The property is beautiful, inspired by 12th century Spanish Romanesque churches. Owner Burl Mostul created moulds for columns, poured in concrete, pressure-washed them the next day to give them an aged appearance, mortared the capitals onto the top and poured concrete over them so they’re solid.
12th century Spain meets modern-day Oregon thus.
Burl and his wife have tried to keep the architectural style as consistent as possible throughout the property, starting the project in 2009, and taking just over a year to build the home and arches. The gardens are a continual work of progress.
Rare Plant Research plays a huge role here. Burl started back in 1987 as a hobby, growing tropical plants new to science. Post 9/11, it got harder to move plants between countries, so he focused on new garden plants, getting seeds and sourcing plants from New Zealand, Mexico, South Africa, Ecuador, China, and Thailand.

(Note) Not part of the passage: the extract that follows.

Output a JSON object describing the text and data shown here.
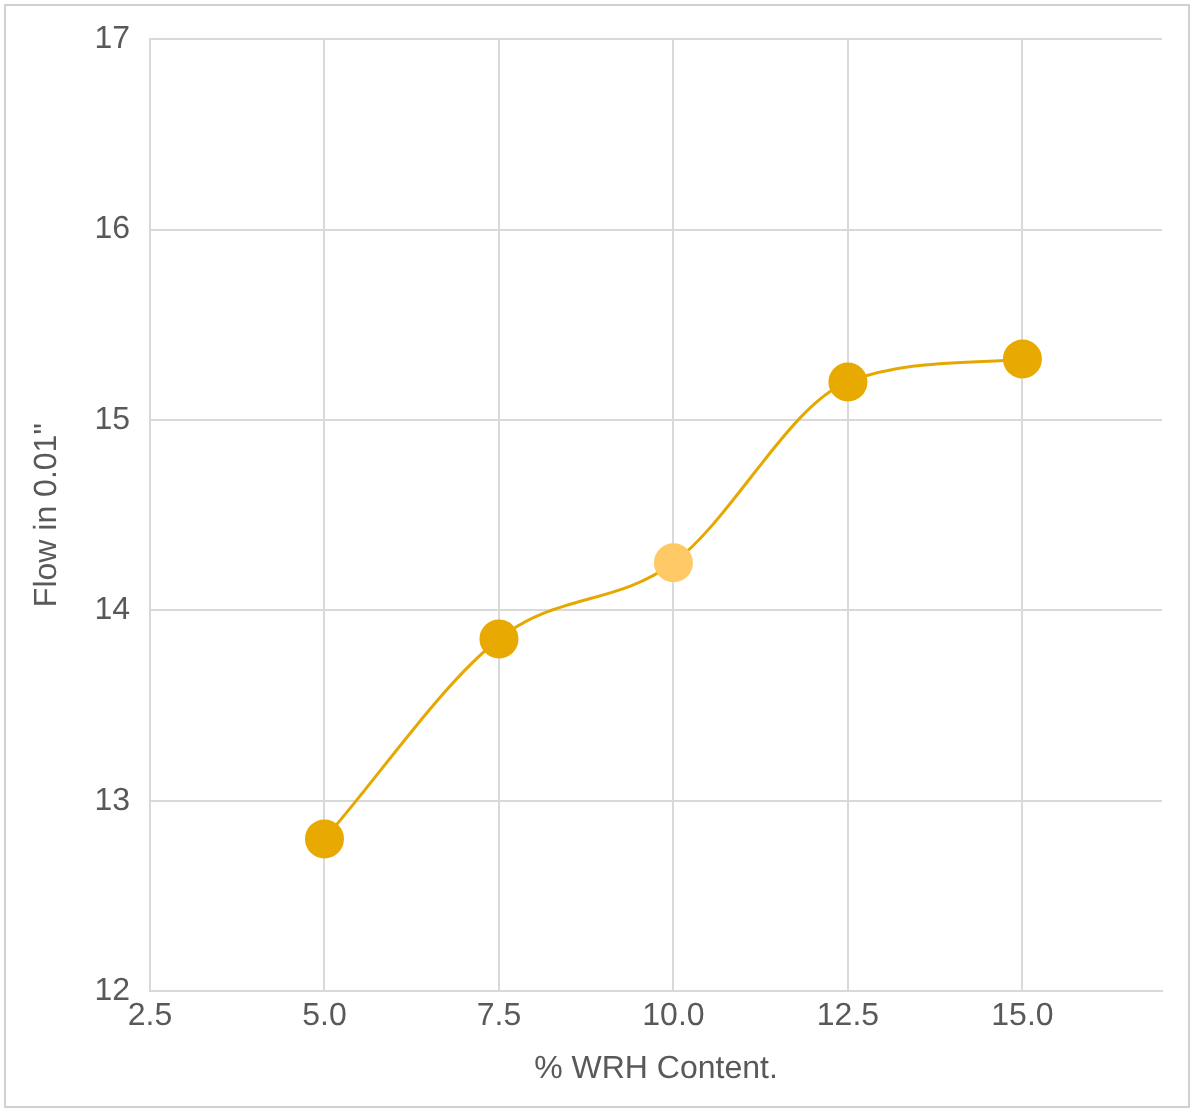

Burl sought out plants that would be interesting to gardeners, and began to develop hybrids. The project has since evolved into a wholesale nursery that sees a huge number of customers come through his winery during their first open nursery of the season.
The majority of the plants are suitable to tropical deciduous forest or dessert climates.
As far as the winery goes, Pinot noir is the focus here. Villa Catalana looks for small vineyards that have exceptional soil for a particular grape, in 2012’s case, Earl’s Vineyard (near Molalla), containing terroir that makes for a unique Pinot noir, a bit softer than the typical Oregon Pinots.
The tasting room is open from 1-4 pm on Saturdays and is located at 11900 S. Criteser Road in Oregon City.
Located 30 minutes south of Portland between Oregon City and Canby in Beaver Creek Valley, Villa Catalana Cellars is part of the self-guided Canby Area Farm Loop.